Indica News Bureau-
The Brown Corporation amended the Brown University policy on equal opportunity, non-discrimination, and affirmative action to safeguard against the possibility of caste-based discrimination.
Brown University has joined a number of schools that have added caste protections to their non-discrimination policies, a measure aimed at giving Dalit students official channels to report bias.
A private university in Providence, Rhode Island, Brown University, has become the first Ivy League school to include casteism in its general policy.
The University has added a new provision to its non-discrimination policy that explicitly prohibits caste oppression, in a move to underscore protections for members of the University community and to call attention to a subtle, often misunderstood form of structural inequality.
In the Fall of 2022 the Corporation of Brown University, Brown’s governing body, voted to adopt the change to the University’s Corporation Policy Statement on Equal Opportunity, non-discrimination, and Affirmative Action.

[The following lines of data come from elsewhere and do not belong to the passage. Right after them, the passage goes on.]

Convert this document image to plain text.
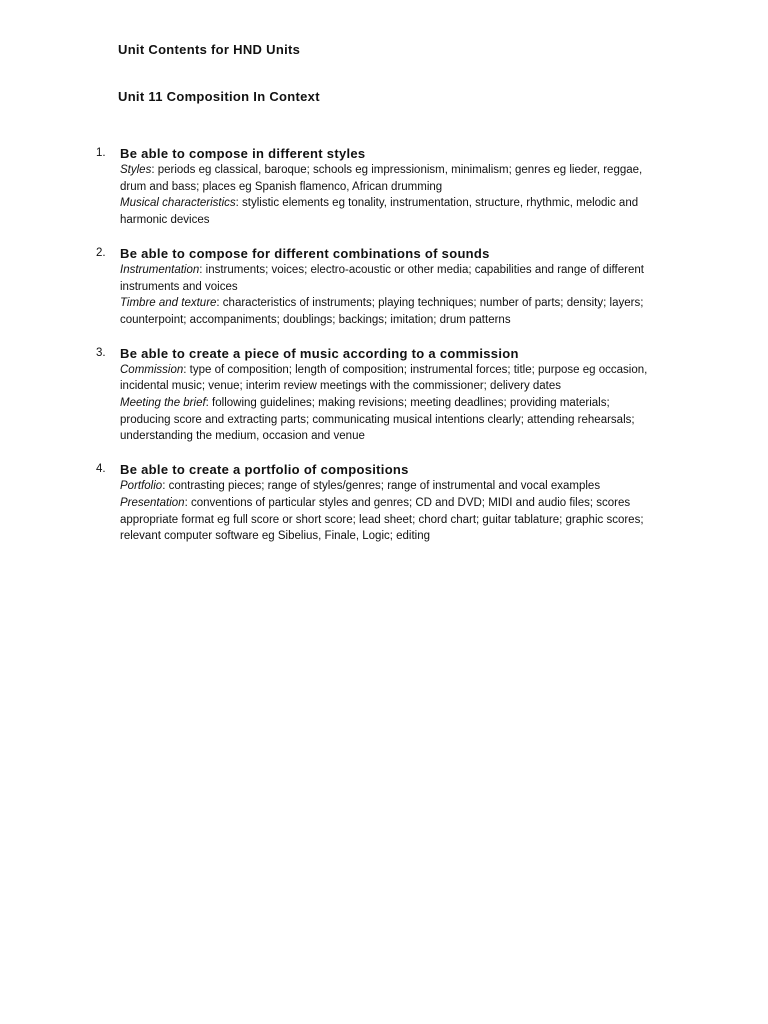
Unit Contents for HND Units
Unit 11 Composition In Context
1. Be able to compose in different styles
Styles: periods eg classical, baroque; schools eg impressionism, minimalism; genres eg lieder, reggae, drum and bass; places eg Spanish flamenco, African drumming
Musical characteristics: stylistic elements eg tonality, instrumentation, structure, rhythmic, melodic and harmonic devices
2. Be able to compose for different combinations of sounds
Instrumentation: instruments; voices; electro-acoustic or other media; capabilities and range of different instruments and voices
Timbre and texture: characteristics of instruments; playing techniques; number of parts; density; layers; counterpoint; accompaniments; doublings; backings; imitation; drum patterns
3. Be able to create a piece of music according to a commission
Commission: type of composition; length of composition; instrumental forces; title; purpose eg occasion, incidental music; venue; interim review meetings with the commissioner; delivery dates
Meeting the brief: following guidelines; making revisions; meeting deadlines; providing materials; producing score and extracting parts; communicating musical intentions clearly; attending rehearsals; understanding the medium, occasion and venue
4. Be able to create a portfolio of compositions
Portfolio: contrasting pieces; range of styles/genres; range of instrumental and vocal examples
Presentation: conventions of particular styles and genres; CD and DVD; MIDI and audio files; scores appropriate format eg full score or short score; lead sheet; chord chart; guitar tablature; graphic scores; relevant computer software eg Sibelius, Finale, Logic; editing
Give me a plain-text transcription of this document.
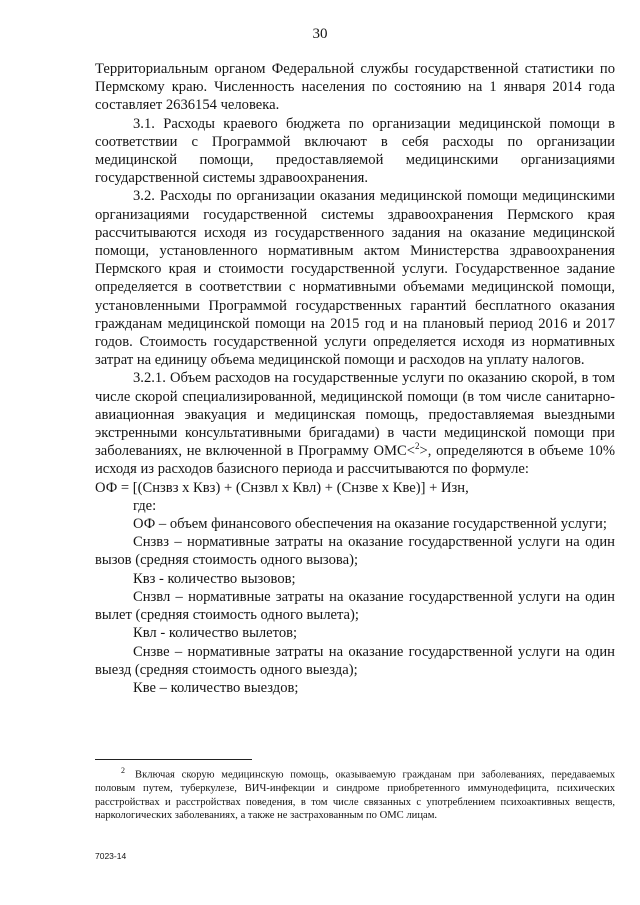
30

Территориальным органом Федеральной службы государственной статистики по Пермскому краю. Численность населения по состоянию на 1 января 2014 года составляет 2636154 человека.

3.1. Расходы краевого бюджета по организации медицинской помощи в соответствии с Программой включают в себя расходы по организации медицинской помощи, предоставляемой медицинскими организациями государственной системы здравоохранения.

3.2. Расходы по организации оказания медицинской помощи медицинскими организациями государственной системы здравоохранения Пермского края рассчитываются исходя из государственного задания на оказание медицинской помощи, установленного нормативным актом Министерства здравоохранения Пермского края и стоимости государственной услуги. Государственное задание определяется в соответствии с нормативными объемами медицинской помощи, установленными Программой государственных гарантий бесплатного оказания гражданам медицинской помощи на 2015 год и на плановый период 2016 и 2017 годов. Стоимость государственной услуги определяется исходя из нормативных затрат на единицу объема медицинской помощи и расходов на уплату налогов.

3.2.1. Объем расходов на государственные услуги по оказанию скорой, в том числе скорой специализированной, медицинской помощи (в том числе санитарно-авиационная эвакуация и медицинская помощь, предоставляемая выездными экстренными консультативными бригадами) в части медицинской помощи при заболеваниях, не включенной в Программу ОМС<$^2$>, определяются в объеме 10% исходя из расходов базисного периода и рассчитываются по формуле:

ОФ = [(Снзвз x Квз) + (Снзвл x Квл) + (Снзве x Кве)] + Изн,

где:

ОФ – объем финансового обеспечения на оказание государственной услуги;

Снзвз – нормативные затраты на оказание государственной услуги на один вызов (средняя стоимость одного вызова);

Квз - количество вызовов;

Снзвл – нормативные затраты на оказание государственной услуги на один вылет (средняя стоимость одного вылета);

Квл - количество вылетов;

Снзве – нормативные затраты на оказание государственной услуги на один выезд (средняя стоимость одного выезда);

Кве – количество выездов;

$^2$ Включая скорую медицинскую помощь, оказываемую гражданам при заболеваниях, передаваемых половым путем, туберкулезе, ВИЧ-инфекции и синдроме приобретенного иммунодефицита, психических расстройствах и расстройствах поведения, в том числе связанных с употреблением психоактивных веществ, наркологических заболеваниях, а также не застрахованным по ОМС лицам.
7023-14
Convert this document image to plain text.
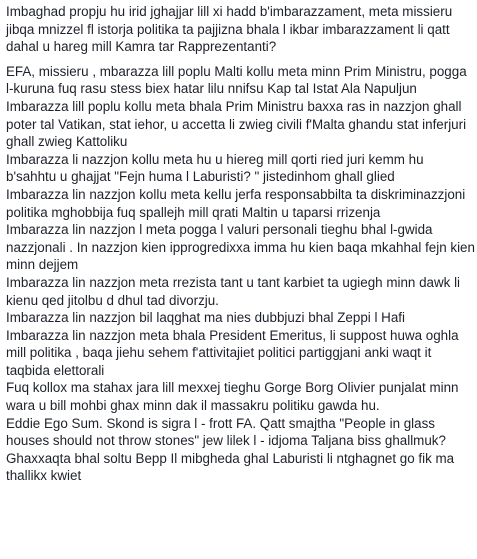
Imbaghad propju hu irid jghajjar lill xi hadd b'imbarazzament, meta missieru jibqa mnizzel fl istorja politika ta pajjizna bhala l ikbar imbarazzament li qatt dahal u hareg mill Kamra tar Rapprezentanti?

EFA, missieru , mbarazza lill poplu Malti kollu meta minn Prim Ministru, pogga l-kuruna fuq rasu stess biex hatar lilu nnifsu Kap tal Istat Ala Napuljun

Imbarazza lill poplu kollu meta bhala Prim Ministru baxxa ras in nazzjon ghall poter tal Vatikan, stat iehor, u accetta li zwieg civili f'Malta ghandu stat inferjuri ghall zwieg Kattoliku

Imbarazza li nazzjon kollu meta hu u hiereg mill qorti ried juri kemm hu b'sahhtu u ghajjat "Fejn huma l Laburisti? " jistedinhom ghall glied

Imbarazza lin nazzjon kollu meta kellu jerfa responsabbilta ta diskriminazzjoni politika mghobbija fuq spallejh mill qrati Maltin u taparsi rrizenja

Imbarazza lin nazzjon l meta pogga l valuri personali tieghu bhal l-gwida nazzjonali . In nazzjon kien ipprogredixxa imma hu kien baqa mkahhal fejn kien minn dejjem

Imbarazza lin nazzjon meta rrezista tant u tant karbiet ta ugiegh minn dawk li kienu qed jitolbu d dhul tad divorzju.

Imbarazza lin nazzjon bil laqghat ma nies dubbjuzi bhal Zeppi l Hafi

Imbarazza lin nazzjon meta bhala President Emeritus, li suppost huwa oghla mill politika , baqa jiehu sehem f'attivitajiet politici partiggjani anki waqt it taqbida elettorali

Fuq kollox ma stahax jara lill mexxej tieghu Gorge Borg Olivier punjalat minn wara u bill mohbi ghax minn dak il massakru politiku gawda hu.

Eddie Ego Sum. Skond is sigra l - frott FA. Qatt smajtha "People in glass houses should not throw stones" jew lilek l - idjoma Taljana biss ghallmuk?

Ghaxxaqta bhal soltu Bepp Il mibgheda ghal Laburisti li ntghagnet go fik ma thallikx kwiet
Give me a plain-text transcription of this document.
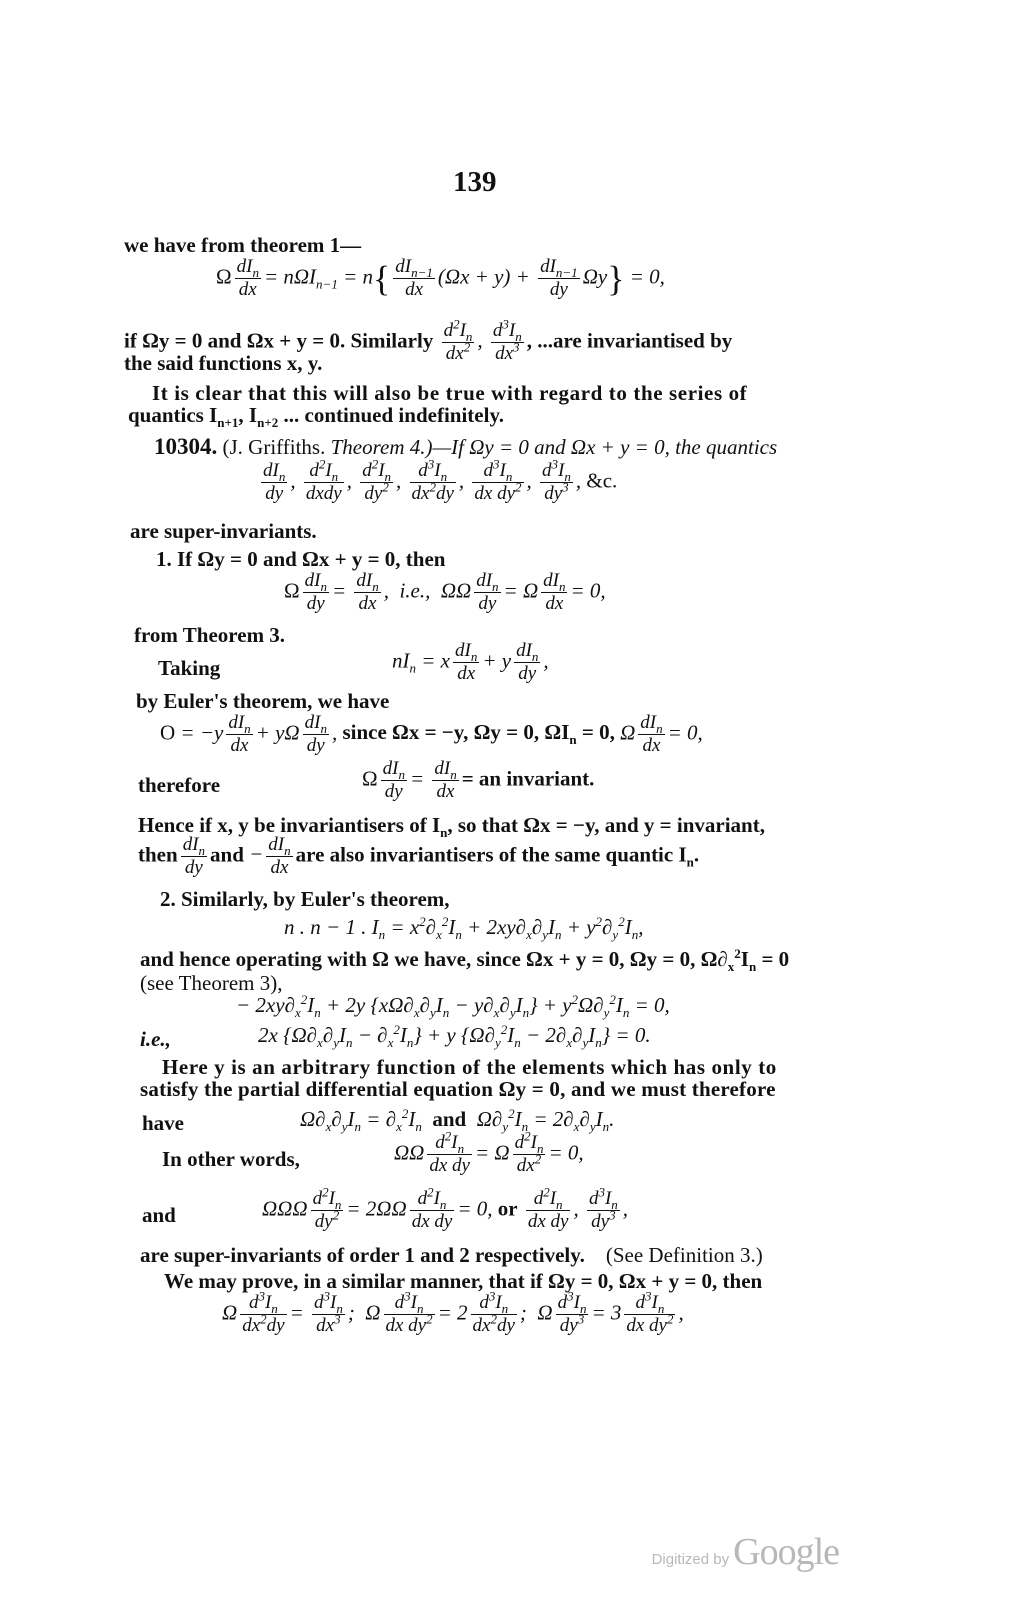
139
we have from theorem 1—
Ω $\frac{dI_n}{dx} = n\Omega I_{n-1} = n\{ \frac{dI_{n-1}}{dx} (\Omega x + y) + \frac{dI_{n-1}}{dy} \Omega y\} = 0$,
if Ωy = 0 and Ωx + y = 0. Similarly $\frac{d^2I_n}{dx^2}$ , $\frac{d^3I_n}{dx^3}$ , ...are invariantised by
the said functions x, y.
It is clear that this will also be true with regard to the series of
quantics $I_{n+1}$, $I_{n+2}$ ... continued indefinitely.
10304. (J. Griffiths. Theorem 4.)—If Ωy = 0 and Ωx + y = 0, the quantics
$\frac{dI_n}{dy}$ , $\frac{d^2I_n}{\text{dxdy}}$ , $\frac{d^2I_n}{dy^2}$ , $\frac{d^3I_n}{dx^2dy}$ , $\frac{d^3I_n}{dx dy^2}$ , $\frac{d^3I_n}{dy^3}$ , &c.
are super-invariants.
1. If Ωy = 0 and Ωx + y = 0, then
Ω $\frac{dI_n}{dy} = \frac{dI_n}{dx}$ ,  i.e.,  ΩΩ $\frac{dI_n}{dy} = \Omega \frac{dI_n}{dx} = 0$,
from Theorem 3.
Taking	$nI_n = x \frac{dI_n}{dx} + y \frac{dI_n}{dy}$ ,
by Euler's theorem, we have
$O = -y \frac{dI_n}{dx} + y\Omega \frac{dI_n}{dy}$ , since Ωx = −y, Ωy = 0, $\Omega I_n = 0$, Ω $\frac{dI_n}{dx} = 0$,
therefore	Ω $\frac{dI_n}{dy} = \frac{dI_n}{dx}$ = an invariant.
Hence if x, y be invariantisers of $I_n$, so that Ωx = −y, and y = invariant,
then $\frac{dI_n}{dy}$ and − $\frac{dI_n}{dx}$ are also invariantisers of the same quantic $I_n$.
2. Similarly, by Euler's theorem,
n . n − 1 . $I_n = x^2\partial_x^2I_n + 2xy\partial_x\partial_yI_n + y^2\partial_y^2I_n$,
and hence operating with Ω we have, since Ωx + y = 0, Ωy = 0, $\Omega\partial_x^2I_n = 0$
(see Theorem 3),
− $2xy\partial_x^2I_n + 2y$ $\{x\Omega\partial_x\partial_yI_n - y\partial_x\partial_yI_n\} + y^2\Omega\partial_y^2I_n = 0$,
i.e.,	2x $\{\Omega\partial_x\partial_yI_n - \partial_x^2I_n\} + y$ $\{\Omega\partial_y^2I_n - 2\partial_x\partial_yI_n\} = 0$.
Here y is an arbitrary function of the elements which has only to
satisfy the partial differential equation Ωy = 0, and we must therefore
have	$\Omega\partial_x\partial_yI_n = \partial_x^2I_n$ and  $\Omega\partial_y^2I_n = 2\partial_x\partial_yI_n$.
In other words,	ΩΩ $\frac{d^2I_n}{\text{dx dy}} = \Omega \frac{d^2I_n}{dx^2} = 0$,
and	ΩΩΩ $\frac{d^2I_n}{dy^2} = 2\Omega\Omega \frac{d^2I_n}{\text{dx dy}} = 0$, or $\frac{d^2I_n}{\text{dx dy}}$ , $\frac{d^3I_n}{dy^3}$ ,
are super-invariants of order 1 and 2 respectively. (See Definition 3.)
We may prove, in a similar manner, that if Ωy = 0, Ωx + y = 0, then
Ω $\frac{d^3I_n}{dx^2dy} = \frac{d^3I_n}{dx^3}$ ;  Ω $\frac{d^3I_n}{dx dy^2} = 2 \frac{d^3I_n}{dx^2dy}$ ;  Ω $\frac{d^3I_n}{dy^3} = 3 \frac{d^3I_n}{dx dy^2}$ ,
Digitized by Google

Vice President for Institutional Equity and Diversity Sylvia Carey-Butler, who developed the policy change presented to the Corporation, said that as the South Asian population in the US increases, caste discrimination is a growing issue on college and university campuses across the country.
“Our non-discrimination policies exist to ensure we’re protecting people and to ensure the University environment is free of hurt and harm,” Carey-Butler said. “We have a long-standing commitment to this work, and it is ingrained into the fabric of who we are.”
Caste is a system of rigid social stratification characterized by hereditary status and social barriers sanctioned by custom, law, or religion. It originated in South Asia, and caste-based discrimination and harassment can persist in some environments among groups of South Asian descent.
Carey-Butler said that Brown is the first Ivy League school to add caste to its campus-wide non-discrimination policy, which she views as an important step, both symbolically and practically.
“The previous policy would have protected people experiencing caste discrimination,” Carey-Butler said. “But we felt it was important to lift this up and explicitly express a position on caste equity.”
A group of Brown students helped to inform the change by sharing research on caste discrimination with Carey-Butler in the Spring of 2022. The students said in a statement that Brown’s “institutional support and explicit recognition of caste discrimination legitimizes caste-oppressed experiences and provides a framework for reporting incidents.”
The students noted that South Asians are the fastest-growing ethnic group in the United States, but much of that population comes from castes considered more esteemed. University students who are members of the castes classified as lower often report facing discrimination at educational institutions in the diaspora.
“Many caste-oppressed people remain ‘closeted’ about their caste identity in fear of experiencing retaliation or discrimination,” the students said in a statement. “The new language of the University’s non-discrimination policy offers caste-oppressed students who may be hiding their caste identity an option to report and address the harm they experience.”